Um menino chora, bate na porta querendo voltar para a área livre, a educadora lhe diz que não, pois ele já havia chegado há pouco tempo. Esclarece que todos estavam na sala onde a auxiliar e ela estavam a cuidar de todos. Continua a esclarecer que agora ele teria que estar com todos, que era importante se integrarem e estaria sendo cuidado pelas duas educadoras. Ele entendeu e tudo ficou bem em pouco tempo. (CrC, 6 meses a 1 ano)

É comum que as crianças chorem ao se defrontarem com limites impostos pelas educadoras, que procuravam explicitar certas limitações por meio de conversas e explicações sobre suas razões. Sendo a intervenção positiva pela forma e pelo conteúdo, a criança desenvolverá a sua capacidade de entendimento e aceitará os limites de forma adequada, o que irá contribuir para a construção de uma personalidade saudável e um ser humano consciente e confiante.

Outras vezes… o adulto é um educador inapropriado

Logo na chegada, um menino da sala onde estive no dia anterior, com 8 meses de idade, vem ao meu encontro, estende os braços e, me dando as mãos, sorri, abre os bracinhos. A educadora fala: “Não, Pedro! Volta a se sentar!”. Ele me olha surpreso, senti naquele olhar um pedido de proteção, contudo contactei com minha impotência de fazer alguma coisa por ele (era um simples observador etnográfico, neste caso, um adulto atípico,6 atendendo ao facto de ser homem e à minha idade naquele contexto). A educadora me explica: “Ele foi lhe manipular. Eu já havia mandado ele se sentar. Mas como ele não gosta de ficar sentado, foi ao seu encontro”. (CrB, 6 meses a 1 ano)

Refleti e pensei: não conheço o suficiente acerca dessa criança nem dessa educadora para saber se o sentido da ação da criança foi estratégico ou se foi uma procura genuína de afeto, um ato próprio de sua natureza. Quanto à educadora, o que senti foi um padrão desadequado de rigidez. Nessa dinâmica estrutural, em que surgem motivações diversas a cada momento, é de se esperar que, além da formação das educadoras, exista, em cada uma delas, uma dose de paciência, altruísmo, dedicação e boa vontade, tudo isso em proporções que devem suplantar a necessidade da sua própria sobrevivência num contexto educativo energeticamente exigente para os adultos e para as crianças como é a creche. Acresce que a criança é e está em processo de se tornar pessoa e tem, portanto, uma dignidade humana própria que deve nortear a ação dos adultos.

Agora é hora de arrumar

Chega a hora do almoço. A ordem agora é arrumar os brinquedos, a educadora pega uma cesta e diz: “Agora vamos arrumar a sala!”. As crianças pegam os brinquedos e levam para o cesto... (CrD, 1 a 2 anos)

Escolhe a historinha

Terminada as pinturas, param as brincadeiras e sentam-se na colcha estendida no chão, a educadora fala: “Vamos! Escolhe a historinha”. A maioria das crianças votaram na historinha “Antônio e a Matilde”. (CrD, 1 a 2 anos)

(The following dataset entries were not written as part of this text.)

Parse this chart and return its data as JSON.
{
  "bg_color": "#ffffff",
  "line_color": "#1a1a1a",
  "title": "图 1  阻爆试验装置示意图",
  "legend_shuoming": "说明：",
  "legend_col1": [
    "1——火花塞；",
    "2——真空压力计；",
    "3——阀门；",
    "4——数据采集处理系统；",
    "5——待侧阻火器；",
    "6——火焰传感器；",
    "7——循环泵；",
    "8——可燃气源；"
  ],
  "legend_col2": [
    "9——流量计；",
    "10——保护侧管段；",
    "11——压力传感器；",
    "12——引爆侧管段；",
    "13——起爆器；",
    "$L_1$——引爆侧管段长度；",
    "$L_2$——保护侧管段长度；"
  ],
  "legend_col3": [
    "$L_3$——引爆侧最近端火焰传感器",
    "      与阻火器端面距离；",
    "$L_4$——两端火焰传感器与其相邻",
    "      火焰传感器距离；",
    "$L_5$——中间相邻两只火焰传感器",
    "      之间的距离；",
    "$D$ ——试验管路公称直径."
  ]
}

Já sou capaz de ir ao banheiro

O último menino se levanta, entrega o bico,7 ela recebe e o orienta: “Vai fazer xixi”. O menino sai e logo retorna limpo e vestido. Me chama a atenção que as crianças já estão sensibilizadas e informadas das necessidades do uso do banheiro, todas já vão espontaneamente e em conjunto, as meninas juntas com os meninos; sempre com a supervisão e a orientação da auxiliar de educação. (CrD, 1 a 2 anos)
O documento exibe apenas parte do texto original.